This repo contains the code for my tutorial: A Minimalist End-to-End Scrapy Tutorial (https://medium.com/p/11e350bcdec0).
The website to crawl is http://quotes.toscrape.com.
Tested with Python 3.6 via virtual environment:
$ python3.6 -m venv venv
$ source venv/bin/activate
$ pip install -r requirements.txt
Run scrapy crawl quotes
at the project top level.
Note that spider name is defined in the spider class, e.g., quotes_spider.py
:
class QuotesSpider(scrapy.Spider):
name = "quotes"
See deployment.md
I keep different versions for learning purposes using git tags:
Key Concepts: basic spider setup, project folder structure, saving files as json and html files, using Scrap shell,Following links, etc.

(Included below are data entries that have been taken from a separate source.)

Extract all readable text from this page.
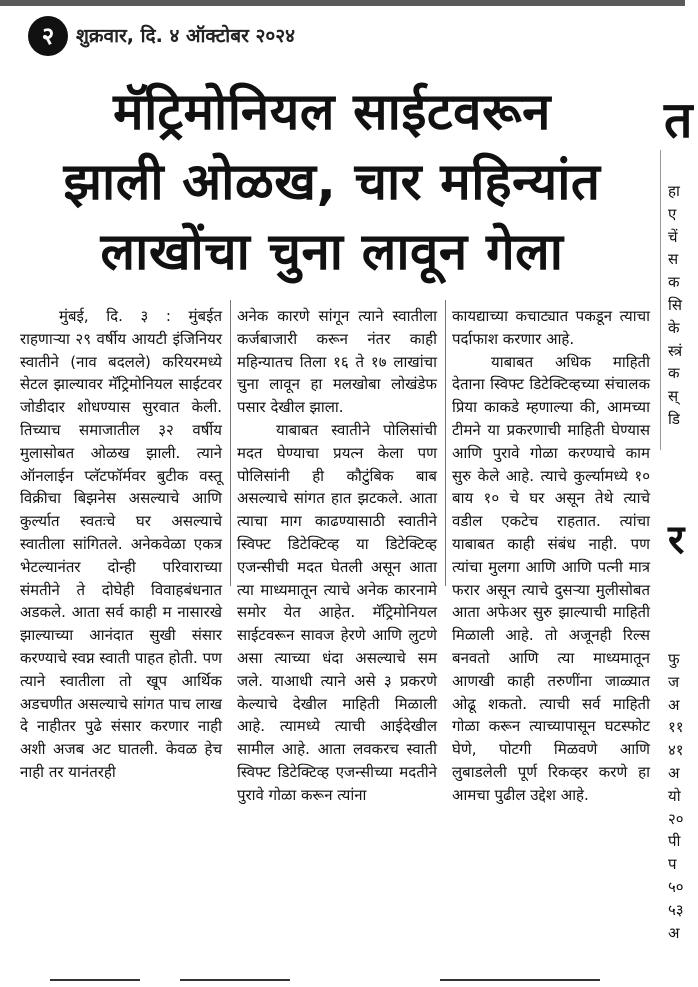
२	शुक्रवार, दि. ४ ऑक्टोबर २०२४
मॅट्रिमोनियल साईटवरून
झाली ओळख, चार महिन्यांत
लाखोंचा चुना लावून गेला

मुंबई, दि. ३ : मुंबईत राहणाऱ्या २९ वर्षीय आयटी इंजिनियर स्वातीने (नाव बदलले) करियरमध्ये सेटल झाल्यावर मॅट्रिमोनियल साईटवर जोडीदार शोधण्यास सुरवात केली. तिच्याच समाजातील ३२ वर्षीय मुलासोबत ओळख झाली. त्याने ऑनलाईन प्लॅटफॉर्मवर बुटीक वस्तू विक्रीचा बिझनेस असल्याचे आणि कुर्ल्यात स्वतःचे घर असल्याचे स्वातीला सांगितले. अनेकवेळा एकत्र भेटल्यानंतर दोन्ही परिवाराच्या संमतीने ते दोघेही विवाहबंधनात अडकले. आता सर्व काही म नासारखे झाल्याच्या आनंदात सुखी संसार करण्याचे स्वप्न स्वाती पाहत होती. पण त्याने स्वातीला तो खूप आर्थिक अडचणीत असल्याचे सांगत पाच लाख दे नाहीतर पुढे संसार करणार नाही अशी अजब अट घातली. केवळ हेच नाही तर यानंतरही

अनेक कारणे सांगून त्याने स्वातीला कर्जबाजारी करून नंतर काही महिन्यातच तिला १६ ते १७ लाखांचा चुना लावून हा मलखोबा लोखंडेफ पसार देखील झाला.

याबाबत स्वातीने पोलिसांची मदत घेण्याचा प्रयत्न केला पण पोलिसांनी ही कौटुंबिक बाब असल्याचे सांगत हात झटकले. आता त्याचा माग काढण्यासाठी स्वातीने स्विफ्ट डिटेक्टिव्ह या डिटेक्टिव्ह एजन्सीची मदत घेतली असून आता त्या माध्यमातून त्याचे अनेक कारनामे समोर येत आहेत. मॅट्रिमोनियल साईटवरून सावज हेरणे आणि लुटणे असा त्याच्या धंदा असल्याचे सम जले. याआधी त्याने असे ३ प्रकरणे केल्याचे देखील माहिती मिळाली आहे. त्यामध्ये त्याची आईदेखील सामील आहे. आता लवकरच स्वाती स्विफ्ट डिटेक्टिव्ह एजन्सीच्या मदतीने पुरावे गोळा करून त्यांना

कायद्याच्या कचाट्यात पकडून त्याचा पर्दाफाश करणार आहे.

याबाबत अधिक माहिती देताना स्विफ्ट डिटेक्टिव्हच्या संचालक प्रिया काकडे म्हणाल्या की, आमच्या टीमने या प्रकरणाची माहिती घेण्यास आणि पुरावे गोळा करण्याचे काम सुरु केले आहे. त्याचे कुर्ल्यामध्ये १० बाय १० चे घर असून तेथे त्याचे वडील एकटेच राहतात. त्यांचा याबाबत काही संबंध नाही. पण त्यांचा मुलगा आणि आणि पत्नी मात्र फरार असून त्याचे दुसऱ्या मुलीसोबत आता अफेअर सुरु झाल्याची माहिती मिळाली आहे. तो अजूनही रिल्स बनवतो आणि त्या माध्यमातून आणखी काही तरुणींना जाळ्यात ओढू शकतो. त्याची सर्व माहिती गोळा करून त्याच्यापासून घटस्फोट घेणे, पोटगी मिळवणे आणि लुबाडलेली पूर्ण रिकव्हर करणे हा आमचा पुढील उद्देश आहे.

त
र
हा
ए
चें
स
क
सि
के
स्त्रं
क
स्
डि
फु
ज
अ
११
४१
अ
यो
२०
पी
प
५०
५३
अ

Local outputs (json and html pages) are stored in "local-output" folder, which is ignored in .gitignore.
For example:
scrapy crawl quotes saves a set of html pages to /local_output scrapy crawl quotes -o ./local_output/quotes.json saves the output to a json file
To create the initial project folder, run scrapy startproject tutorial
(only need to do this once) I removed the top level tutorial
folder and add additional files and folders as shown below:
tutorial/
scrapy.cfg # deploy configuration file
tutorial/ # project's Python module, you'll import your code from here
__init__.py
items.py # project items definition file
middlewares.py # project middlewares file
pipelines.py # project pipelines file
settings.py # project settings file
spiders/ # a directory where you'll later put your spiders
__init__.py
self.log('Saved file %s' % filename)
outputs to the log console. yield
also outputs the DEBUG info in the console, e.g.:
The major change is to use Items.
Why use Items?
- clearly specify the structured data to be collected - a central place to look
- leverage pre and post processors for Items via ItemLoaders (you can also define additional custom processors)
- Use item pipelines to save data to databases (Version 3)
- Better code organization - you know where to look for certain processing code
- Add database support via SQLAlchemy and use Item pipeline to save items into database (sqlite and mysql)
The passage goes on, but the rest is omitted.